Boing Boing reports that the most recent Coldplay CD comes with a couple little restrictions:

This CD cannot be burnt onto a CD or hard disc, nor can it be converted to an MP3.

This CD…might not play in…some DVD players…car stereos…portable CD players, Game Players….Although you can use your PC's Windows program to listen to certain tracks, this does not mean that the CD can be played in all PCs….This CD does not support Macintosh PC software.

After all that, the insert helpfully informs you that they won't refund or exchange the album. And this "special technology" is to help you "enjoy high quality music."

Now, depending where you get it, the store might well be willing to accept the disc back and offer a refund. But in light of the way increasing numbers of people consume music these days, I wonder whether this isn't a fraudulent (at the least deceptive) practice. I buy most of my music online for download these days, though once or twice a year I'll end up buying a physical CD. I pretty much never listen to music on the CD though—I keep my music on my hard drive and iPod and the physical CD filed away in a book in a closet somewhere. I'm not even sure anyone in my house owns a functional CD player not installed in a computer of some sort. Practically speaking, given the way I (and most people I know) consume music now, a CD I can't rip to a hard drive is no use to me. You might as well sell me a DVD region-coded for play only in Southeast Asia, with no notice until its home and unwrapped that I can't use it in the fashion or with the equipment I customarily do—and (reasonably, I think) took it for granted at the time of purchase that I'd be able to.
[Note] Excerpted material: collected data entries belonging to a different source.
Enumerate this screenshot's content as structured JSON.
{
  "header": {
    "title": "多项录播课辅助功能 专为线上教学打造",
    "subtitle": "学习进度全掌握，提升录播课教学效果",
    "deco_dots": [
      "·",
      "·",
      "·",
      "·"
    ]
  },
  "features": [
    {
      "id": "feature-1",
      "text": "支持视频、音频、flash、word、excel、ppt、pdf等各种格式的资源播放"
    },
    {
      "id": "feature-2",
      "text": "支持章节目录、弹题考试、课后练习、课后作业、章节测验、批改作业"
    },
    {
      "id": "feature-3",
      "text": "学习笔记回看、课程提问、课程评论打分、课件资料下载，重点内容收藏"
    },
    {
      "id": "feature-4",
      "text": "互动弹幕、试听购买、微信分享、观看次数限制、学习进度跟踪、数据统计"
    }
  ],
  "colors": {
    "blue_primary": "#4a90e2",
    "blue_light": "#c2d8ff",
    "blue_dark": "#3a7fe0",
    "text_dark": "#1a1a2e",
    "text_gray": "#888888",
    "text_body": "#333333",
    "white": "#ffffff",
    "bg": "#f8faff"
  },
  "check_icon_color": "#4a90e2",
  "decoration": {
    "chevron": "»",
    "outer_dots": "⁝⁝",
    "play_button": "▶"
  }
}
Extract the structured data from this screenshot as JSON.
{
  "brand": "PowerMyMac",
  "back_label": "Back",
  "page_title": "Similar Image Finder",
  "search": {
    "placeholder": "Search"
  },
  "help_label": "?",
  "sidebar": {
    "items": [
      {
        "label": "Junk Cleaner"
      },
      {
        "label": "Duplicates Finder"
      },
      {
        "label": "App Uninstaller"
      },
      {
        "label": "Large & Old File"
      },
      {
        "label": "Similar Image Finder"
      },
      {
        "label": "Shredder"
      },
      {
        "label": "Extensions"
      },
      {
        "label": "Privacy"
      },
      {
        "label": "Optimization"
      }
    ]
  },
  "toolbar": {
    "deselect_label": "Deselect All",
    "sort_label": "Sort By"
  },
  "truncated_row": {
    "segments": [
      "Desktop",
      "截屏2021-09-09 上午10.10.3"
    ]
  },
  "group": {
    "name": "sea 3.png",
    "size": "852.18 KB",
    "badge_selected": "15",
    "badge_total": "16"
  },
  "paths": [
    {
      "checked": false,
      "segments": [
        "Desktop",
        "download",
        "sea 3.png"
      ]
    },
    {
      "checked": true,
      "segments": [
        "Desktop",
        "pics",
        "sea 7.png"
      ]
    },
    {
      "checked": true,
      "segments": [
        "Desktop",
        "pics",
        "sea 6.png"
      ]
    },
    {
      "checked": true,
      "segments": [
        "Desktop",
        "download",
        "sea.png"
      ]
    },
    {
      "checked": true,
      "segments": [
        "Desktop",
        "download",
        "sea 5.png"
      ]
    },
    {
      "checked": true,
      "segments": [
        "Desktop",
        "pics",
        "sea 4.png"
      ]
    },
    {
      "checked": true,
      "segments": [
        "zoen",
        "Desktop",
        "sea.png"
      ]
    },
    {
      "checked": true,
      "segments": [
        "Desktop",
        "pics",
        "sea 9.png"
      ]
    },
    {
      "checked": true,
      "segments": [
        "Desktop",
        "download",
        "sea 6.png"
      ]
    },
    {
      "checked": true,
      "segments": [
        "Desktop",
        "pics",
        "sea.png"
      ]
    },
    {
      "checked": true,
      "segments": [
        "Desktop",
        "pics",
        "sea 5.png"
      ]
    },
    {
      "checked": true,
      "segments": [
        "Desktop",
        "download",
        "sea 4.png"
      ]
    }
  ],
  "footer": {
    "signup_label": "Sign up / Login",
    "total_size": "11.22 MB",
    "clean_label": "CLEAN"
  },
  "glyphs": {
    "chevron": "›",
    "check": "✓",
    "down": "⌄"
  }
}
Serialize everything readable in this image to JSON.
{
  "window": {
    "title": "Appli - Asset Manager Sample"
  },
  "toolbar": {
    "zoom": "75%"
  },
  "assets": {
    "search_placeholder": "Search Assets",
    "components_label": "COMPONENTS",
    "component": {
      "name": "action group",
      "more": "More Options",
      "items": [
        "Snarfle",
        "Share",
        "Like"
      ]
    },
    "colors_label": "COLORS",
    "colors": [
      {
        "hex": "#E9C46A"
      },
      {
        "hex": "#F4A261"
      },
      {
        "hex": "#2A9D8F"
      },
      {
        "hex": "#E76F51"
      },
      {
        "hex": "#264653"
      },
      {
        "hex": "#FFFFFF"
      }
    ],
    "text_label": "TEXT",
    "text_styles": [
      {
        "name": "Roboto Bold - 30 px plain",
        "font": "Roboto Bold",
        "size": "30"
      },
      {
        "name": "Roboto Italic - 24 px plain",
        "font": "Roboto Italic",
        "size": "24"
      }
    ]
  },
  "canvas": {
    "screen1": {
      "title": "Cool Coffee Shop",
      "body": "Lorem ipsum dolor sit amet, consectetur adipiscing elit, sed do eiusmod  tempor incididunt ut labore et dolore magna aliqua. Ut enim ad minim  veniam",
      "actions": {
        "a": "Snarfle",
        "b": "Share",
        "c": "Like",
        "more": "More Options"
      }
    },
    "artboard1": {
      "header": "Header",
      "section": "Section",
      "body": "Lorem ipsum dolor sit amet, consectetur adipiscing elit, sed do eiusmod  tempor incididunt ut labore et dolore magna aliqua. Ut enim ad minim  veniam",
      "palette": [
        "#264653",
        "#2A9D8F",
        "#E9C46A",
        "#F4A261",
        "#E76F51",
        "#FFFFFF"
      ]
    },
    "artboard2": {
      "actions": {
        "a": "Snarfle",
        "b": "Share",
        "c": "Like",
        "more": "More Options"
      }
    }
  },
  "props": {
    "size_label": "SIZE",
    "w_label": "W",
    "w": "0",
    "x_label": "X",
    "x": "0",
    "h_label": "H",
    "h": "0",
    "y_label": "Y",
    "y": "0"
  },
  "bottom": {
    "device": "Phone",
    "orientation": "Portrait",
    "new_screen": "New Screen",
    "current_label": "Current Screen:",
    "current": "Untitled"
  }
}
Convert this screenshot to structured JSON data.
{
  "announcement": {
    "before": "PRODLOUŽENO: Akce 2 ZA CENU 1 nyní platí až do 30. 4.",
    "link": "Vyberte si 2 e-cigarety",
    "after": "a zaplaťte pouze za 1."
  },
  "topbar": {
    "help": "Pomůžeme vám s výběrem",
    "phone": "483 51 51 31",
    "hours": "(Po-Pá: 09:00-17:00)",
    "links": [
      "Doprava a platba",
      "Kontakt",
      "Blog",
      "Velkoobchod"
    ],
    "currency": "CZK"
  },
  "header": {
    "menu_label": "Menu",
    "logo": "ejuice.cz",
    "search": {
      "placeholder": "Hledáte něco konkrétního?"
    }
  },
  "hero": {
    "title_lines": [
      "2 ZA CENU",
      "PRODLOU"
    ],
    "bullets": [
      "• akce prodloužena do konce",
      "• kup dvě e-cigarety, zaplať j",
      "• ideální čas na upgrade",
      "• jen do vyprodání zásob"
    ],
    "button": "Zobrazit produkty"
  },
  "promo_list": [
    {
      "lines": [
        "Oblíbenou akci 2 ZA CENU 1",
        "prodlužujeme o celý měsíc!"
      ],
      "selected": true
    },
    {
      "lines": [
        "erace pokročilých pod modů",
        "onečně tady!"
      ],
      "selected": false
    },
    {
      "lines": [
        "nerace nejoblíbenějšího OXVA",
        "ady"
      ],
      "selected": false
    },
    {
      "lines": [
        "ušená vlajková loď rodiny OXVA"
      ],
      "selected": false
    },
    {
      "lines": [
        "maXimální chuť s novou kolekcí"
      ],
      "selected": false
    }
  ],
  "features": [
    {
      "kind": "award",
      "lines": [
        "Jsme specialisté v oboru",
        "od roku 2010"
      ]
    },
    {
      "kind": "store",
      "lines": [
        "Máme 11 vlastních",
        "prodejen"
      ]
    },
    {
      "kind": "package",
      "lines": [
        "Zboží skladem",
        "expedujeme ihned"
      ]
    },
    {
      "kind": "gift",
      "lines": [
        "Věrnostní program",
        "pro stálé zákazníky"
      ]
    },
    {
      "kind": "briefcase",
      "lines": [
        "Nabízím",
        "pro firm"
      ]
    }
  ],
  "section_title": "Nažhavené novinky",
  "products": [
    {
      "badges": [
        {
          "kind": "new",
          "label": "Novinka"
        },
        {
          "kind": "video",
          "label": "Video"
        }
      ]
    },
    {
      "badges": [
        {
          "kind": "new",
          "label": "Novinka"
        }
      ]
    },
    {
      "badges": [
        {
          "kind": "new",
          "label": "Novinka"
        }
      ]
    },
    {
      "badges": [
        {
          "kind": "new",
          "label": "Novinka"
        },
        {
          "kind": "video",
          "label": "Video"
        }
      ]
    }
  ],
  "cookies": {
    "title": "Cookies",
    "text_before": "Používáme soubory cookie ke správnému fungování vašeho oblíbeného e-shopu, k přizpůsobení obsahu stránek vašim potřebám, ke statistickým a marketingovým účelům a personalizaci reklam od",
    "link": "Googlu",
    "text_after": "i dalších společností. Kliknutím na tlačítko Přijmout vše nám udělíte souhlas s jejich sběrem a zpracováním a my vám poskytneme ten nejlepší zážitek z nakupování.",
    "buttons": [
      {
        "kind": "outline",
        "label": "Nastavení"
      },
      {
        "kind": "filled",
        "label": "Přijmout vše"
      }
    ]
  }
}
Now, looking at the rear cover, I do see some very tiny print hinting at a fraction of the limitations suggested on the insert. Though contra what's printed there, the rear cover seems to suggest that the disc will work with Macs, and never really says in so many words that you can't use the thing with your iPod at all. Any lawyers out there think a class-action suit against Virgin for manufacturing what many would consider a defective product without adequate notice would stand a chance? And if so, want to go halvsies on what's left of the settlement after the vast majority of buyers neglect to collect their $1.50 share of it?